Ab Ende September werde der Konzern bis auf Weiteres einen der beiden Hochöfen am Flachstahlstandort Bremen stilllegen.
Im Hamburger Langstahlwerk werde ebenfalls ab dem vierten Quartal die Direktreduktionsanlage aufgrund der aktuellen Situation und der negativen Aussichten außer Betrieb genommen.
„Nicht mehr wettbewerbsfähig“
„Die hohen Kosten für Gas und Strom belasten unsere Wettbewerbsfähigkeit stark. Dazu kommt ab Oktober die geplante Gasumlage der Bundesregierung, die uns weiter belasten wird“, so Deutschland-Chef Reiner Blaschek.
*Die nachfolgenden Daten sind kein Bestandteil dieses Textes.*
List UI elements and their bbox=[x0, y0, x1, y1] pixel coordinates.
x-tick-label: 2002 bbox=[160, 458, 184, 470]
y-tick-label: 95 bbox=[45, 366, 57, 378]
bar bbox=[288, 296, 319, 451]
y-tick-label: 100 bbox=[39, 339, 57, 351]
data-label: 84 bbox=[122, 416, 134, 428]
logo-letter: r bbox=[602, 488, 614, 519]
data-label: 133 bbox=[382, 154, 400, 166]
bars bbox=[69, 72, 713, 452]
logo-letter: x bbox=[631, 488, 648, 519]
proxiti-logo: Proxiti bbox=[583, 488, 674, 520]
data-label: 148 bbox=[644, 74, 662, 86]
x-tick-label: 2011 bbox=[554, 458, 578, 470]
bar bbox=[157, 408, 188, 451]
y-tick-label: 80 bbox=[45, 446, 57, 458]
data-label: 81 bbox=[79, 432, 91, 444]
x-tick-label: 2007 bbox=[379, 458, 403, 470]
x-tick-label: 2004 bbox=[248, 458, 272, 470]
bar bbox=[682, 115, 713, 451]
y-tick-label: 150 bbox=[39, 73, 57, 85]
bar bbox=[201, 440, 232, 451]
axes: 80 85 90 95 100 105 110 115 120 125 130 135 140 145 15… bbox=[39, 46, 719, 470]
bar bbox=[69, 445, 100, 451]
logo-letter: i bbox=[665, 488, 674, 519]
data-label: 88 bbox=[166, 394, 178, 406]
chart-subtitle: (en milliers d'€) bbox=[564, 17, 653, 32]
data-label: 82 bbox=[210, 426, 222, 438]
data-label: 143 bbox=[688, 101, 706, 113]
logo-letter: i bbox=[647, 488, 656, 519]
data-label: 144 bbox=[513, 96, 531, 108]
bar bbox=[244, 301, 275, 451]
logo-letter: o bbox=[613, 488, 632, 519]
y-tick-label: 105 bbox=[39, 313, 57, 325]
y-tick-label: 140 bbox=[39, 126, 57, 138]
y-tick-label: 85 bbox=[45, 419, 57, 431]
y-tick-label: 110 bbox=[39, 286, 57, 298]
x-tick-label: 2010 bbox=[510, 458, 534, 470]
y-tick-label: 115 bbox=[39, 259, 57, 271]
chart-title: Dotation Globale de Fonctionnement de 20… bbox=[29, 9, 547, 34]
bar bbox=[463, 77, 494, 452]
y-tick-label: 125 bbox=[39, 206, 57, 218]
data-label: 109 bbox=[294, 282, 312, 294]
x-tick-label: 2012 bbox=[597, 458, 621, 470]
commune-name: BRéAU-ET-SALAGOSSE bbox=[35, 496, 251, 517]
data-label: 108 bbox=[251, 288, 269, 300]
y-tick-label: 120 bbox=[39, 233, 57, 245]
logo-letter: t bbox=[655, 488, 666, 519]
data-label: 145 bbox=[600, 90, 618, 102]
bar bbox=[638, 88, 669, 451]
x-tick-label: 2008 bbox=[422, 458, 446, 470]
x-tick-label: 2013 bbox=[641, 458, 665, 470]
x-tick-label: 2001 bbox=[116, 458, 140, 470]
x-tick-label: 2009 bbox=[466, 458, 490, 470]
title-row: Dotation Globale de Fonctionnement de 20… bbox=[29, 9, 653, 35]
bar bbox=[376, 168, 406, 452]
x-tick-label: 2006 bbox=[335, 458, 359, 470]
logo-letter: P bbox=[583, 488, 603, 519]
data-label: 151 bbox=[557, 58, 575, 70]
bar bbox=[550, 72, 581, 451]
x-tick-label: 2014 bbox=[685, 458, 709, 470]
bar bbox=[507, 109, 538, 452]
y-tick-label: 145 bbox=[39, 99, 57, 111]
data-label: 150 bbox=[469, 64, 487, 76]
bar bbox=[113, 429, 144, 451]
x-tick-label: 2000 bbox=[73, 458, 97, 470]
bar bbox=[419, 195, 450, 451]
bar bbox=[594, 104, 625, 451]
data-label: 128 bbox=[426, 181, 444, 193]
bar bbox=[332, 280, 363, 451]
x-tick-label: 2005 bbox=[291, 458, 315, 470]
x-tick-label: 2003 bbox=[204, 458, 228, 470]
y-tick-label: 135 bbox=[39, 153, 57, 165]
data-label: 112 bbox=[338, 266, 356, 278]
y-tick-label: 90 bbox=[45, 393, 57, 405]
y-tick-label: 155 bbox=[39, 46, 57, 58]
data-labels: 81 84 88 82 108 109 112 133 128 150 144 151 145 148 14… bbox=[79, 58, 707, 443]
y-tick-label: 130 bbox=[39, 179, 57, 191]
Mit einer Verzehnfachung der Gas- und Strompreise binnen weniger Monate sei man nicht mehr wettbewerbsfähig in einem Markt, der zu 25 Prozent aus Importen versorgt werde. „Wir sehen dringenden politischen Handlungsbedarf, um die Energiepreise umgehend in den Griff zu bekommen.“
Rohstoffe und Verschmutzungsrechte preisintensiver
Der Konzern beschäftigt in Deutschland rund 8500 Mitarbeiter. Die Stahlindustrie gehört neben der Chemie-, Aluminium-, Papier- und Zementindustrien zu den energieintensivsten Branchen überhaupt. Die Branche kämpft zudem mit hohen Kosten für Rohstoffe und Verschmutzungsrechte.